A two week cadence (typical sprint timeframe) is awkward for design. The work doesn’t fit neatly into that box. And honestly, if you give a designer two weeks to design the afore mentioned landing page, he or she will take two weeks to design it. But the reality is it shouldn’t take nearly that long. This is part of the challenge of tackling design within a sprint.
The Solution
In bringing UX into the Agile framework, I ask teams to consider design work to be more a part of the “definition of ready” rather than “sprint work.” In this way, UX is responsible for providing enough runway for developers to keep churning out work.
This also allows for the fact that design is a non-linear process. Good design encompasses many parts (research, exploration, sketching, ideation, pixel-perfect design) that are pursued in different order based on the work, sometimes returned to, sometimes done in parallel. It is not readily broken down into base steps and ordered (to be sure, good design process is repeatable knowable; it’s just different than coding).
I refer to this approach as UX Kanban. UX will take on work, complete it, and move on to the next item as quickly and efficiently as possible.
I outline four key parts to the process:
UX write their own UX stories. This is important so that UX has a sense of ownership of the work to be done, and the direction it will take. And by writing their own stories for JIRA, they are accountable to their squad and provide a level of transparency. Additionally, this helps designers “speak” the language of POs and developers.
POs own prioritization. Even if we’re taking our work “outside the sprint” it’s still important that the team is moving in the same direction. Product owners are responsible for prioritization. This is still the case.
Transparency with the entire squad. I believe strongly that clear communication and shared understanding is the most important piece of Agile, more so than any specific ceremony or practice. UX can’t go off to do their thing in a vacuum; the squad should always be aware and able to see what designers are working on.
UX is a part of Definition of Ready. The UX work is not tied to a two week cadence; it happens outside of it. Kanban provides a framework for tracking the work and making it visible for reporting, etc. For developers to pick up work, UX needs to be far enough along* that work can reasonably be picked up and completed.
* I don’t believe design needs to be pixel-perfect finished for developers to pick up the work. There’s some nuance here, and it again relies on transparency and the culture of trust established among squad members.
Critically, there is UX work to be done “in sprint.” While the bulk of exploration, research, and design is completed “out of sprint,” designers have a role in sprint as well. They are expected to support developers as they pick up the work. Designers sit with developers as needed, explain intended behaviors, and adjust assets when needed. This ensures work is properly supported from conception through deployment.
To implement these changes to process, I worked with product owners and developers, listening to their concerns and thoughts, and walking them through my approach. I spoke at numerous town halls and quarterly planning events. I worked diligently to bring the organization along with this change.
The Result
Squads took to the new approach. All UX stories were tagged appropriately so they could be pulled into a JIRA Kanban board for UX to review. Monday mornings I hold a UX Standup for the week where we review stories in progress. I also meet with POs bi-weekly to review the UX backlog.

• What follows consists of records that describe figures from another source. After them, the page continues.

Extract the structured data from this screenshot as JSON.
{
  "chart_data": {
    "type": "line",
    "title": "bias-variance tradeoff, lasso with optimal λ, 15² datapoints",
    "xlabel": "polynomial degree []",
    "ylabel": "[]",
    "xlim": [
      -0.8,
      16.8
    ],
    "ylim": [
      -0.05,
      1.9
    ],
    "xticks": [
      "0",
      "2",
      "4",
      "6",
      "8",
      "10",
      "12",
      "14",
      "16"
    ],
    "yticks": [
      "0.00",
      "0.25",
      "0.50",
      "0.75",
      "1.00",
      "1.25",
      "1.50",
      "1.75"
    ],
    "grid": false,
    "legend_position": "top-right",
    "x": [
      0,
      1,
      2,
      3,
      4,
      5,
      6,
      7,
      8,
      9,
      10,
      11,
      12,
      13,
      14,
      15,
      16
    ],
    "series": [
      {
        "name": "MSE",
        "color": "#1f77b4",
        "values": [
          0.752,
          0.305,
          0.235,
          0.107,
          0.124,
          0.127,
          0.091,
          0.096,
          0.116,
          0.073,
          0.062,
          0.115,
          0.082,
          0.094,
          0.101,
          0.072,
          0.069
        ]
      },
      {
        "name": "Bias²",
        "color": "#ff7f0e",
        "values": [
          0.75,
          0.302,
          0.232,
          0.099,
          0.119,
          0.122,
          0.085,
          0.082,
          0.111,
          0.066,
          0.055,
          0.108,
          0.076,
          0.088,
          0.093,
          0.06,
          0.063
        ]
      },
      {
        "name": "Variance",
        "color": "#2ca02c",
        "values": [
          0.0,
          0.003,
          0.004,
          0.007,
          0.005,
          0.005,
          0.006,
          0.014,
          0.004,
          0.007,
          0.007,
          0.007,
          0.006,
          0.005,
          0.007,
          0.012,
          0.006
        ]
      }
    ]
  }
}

This ensures that work is getting done and squads are moving quickly (UX is not holding things up). An added benefit is with our ability to visualize UX work across streams, I am able to shift resources as needed to help when needs arise.
By going to UX Kanban, we were able to move much more quickly and effectively. We successfully redesigned the Liberty homepage in this fashion, and with the flexibility to adjust our designs as we conducted iterative user testing.
Ultimately we went to our UX Kanban model and never looked back. POs feel they better insight into what is going on from a design perspective. UX feels they have the freedom to do what is needed and can pivot when appropriate. Engineering across our group has a robust runway of work to take up. And more importantly, they have visibility into work in progress and can share perspective in flight, which ensures UX-developer hand-offs go smoothly and is more on-going rather than a specific moment in time.